Closed SamGalanakis closed 6 months ago
As this is a fairly new feature, we are constantly looking into ways for improving it.
You are quite right: Creating one giant MD text string for the whole document may not always be the most handy thing to have - e.g. when it comes to chunking requirements.
We are accepting specialized methods for major LLM / RAG implementors which are based on to_markdown
.
What we are seeing is the segmentation of the total MD text into a list of single-page outputs, where each page item is represented by a dictionary containing the text itself plus some metadata (document info, page number, ...).
This approach also more easily lends itself parallelization for speeding up things: MD text results of multiple independent processes can be collected to form the final list ...
You could help by providing information on which data should be part of the page output.
Chunking on page level is however only one of several alternatives. Other approaches may want to see this happening on text header levels (like starting a new chunk on every level 1 header etc.). This could also be done of course, but wouldn't be parallelizable by its very nature, and would also be less reliable because of source document quality issues ... just to mention two of multiple issues here.
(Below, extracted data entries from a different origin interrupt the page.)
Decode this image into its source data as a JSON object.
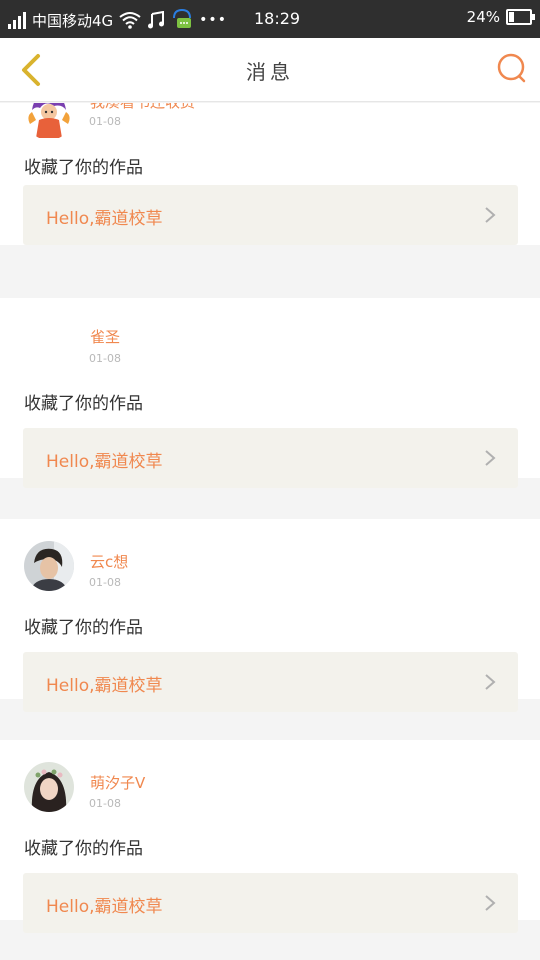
{
  "status_bar": {
    "carrier": "中国移动4G",
    "time": "18:29",
    "battery_text": "24%",
    "battery_level": 0.24,
    "icons": [
      "signal-icon",
      "wifi-icon",
      "music-icon",
      "chat-notification-icon",
      "more-dots-icon",
      "battery-icon"
    ]
  },
  "nav": {
    "title": "消息",
    "back_icon": "chevron-left-icon",
    "search_icon": "search-icon",
    "accent_color": "#f0884f",
    "back_color": "#d9b32e"
  },
  "feed": {
    "items": [
      {
        "user": "我凑看书还收费",
        "date": "01-08",
        "action": "收藏了你的作品",
        "work_title": "Hello,霸道校草",
        "avatar": "anime-character-avatar"
      },
      {
        "user": "雀圣",
        "date": "01-08",
        "action": "收藏了你的作品",
        "work_title": "Hello,霸道校草",
        "avatar": "blank-avatar"
      },
      {
        "user": "云c想",
        "date": "01-08",
        "action": "收藏了你的作品",
        "work_title": "Hello,霸道校草",
        "avatar": "photo-avatar-boy"
      },
      {
        "user": "萌汐子V",
        "date": "01-08",
        "action": "收藏了你的作品",
        "work_title": "Hello,霸道校草",
        "avatar": "photo-avatar-girl"
      }
    ]
  }
}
The latest version 0.0.2 has the option to generate per-page results:
data = pymupdf4llm.to_markdown("input.pdf", page_chunks=True)
# each item in the list 'data' is a dictionary with keys
# "metadata' and 'text'.
# 'metadata' is again a dictionary with the doc.metadata content enriched by path name and page number.
Would be nice to keep track of the line index in the markdown of the page breaks in the original pdf so it can be used down the line for say citation in RAG. Can look into implementing this if it makes sense.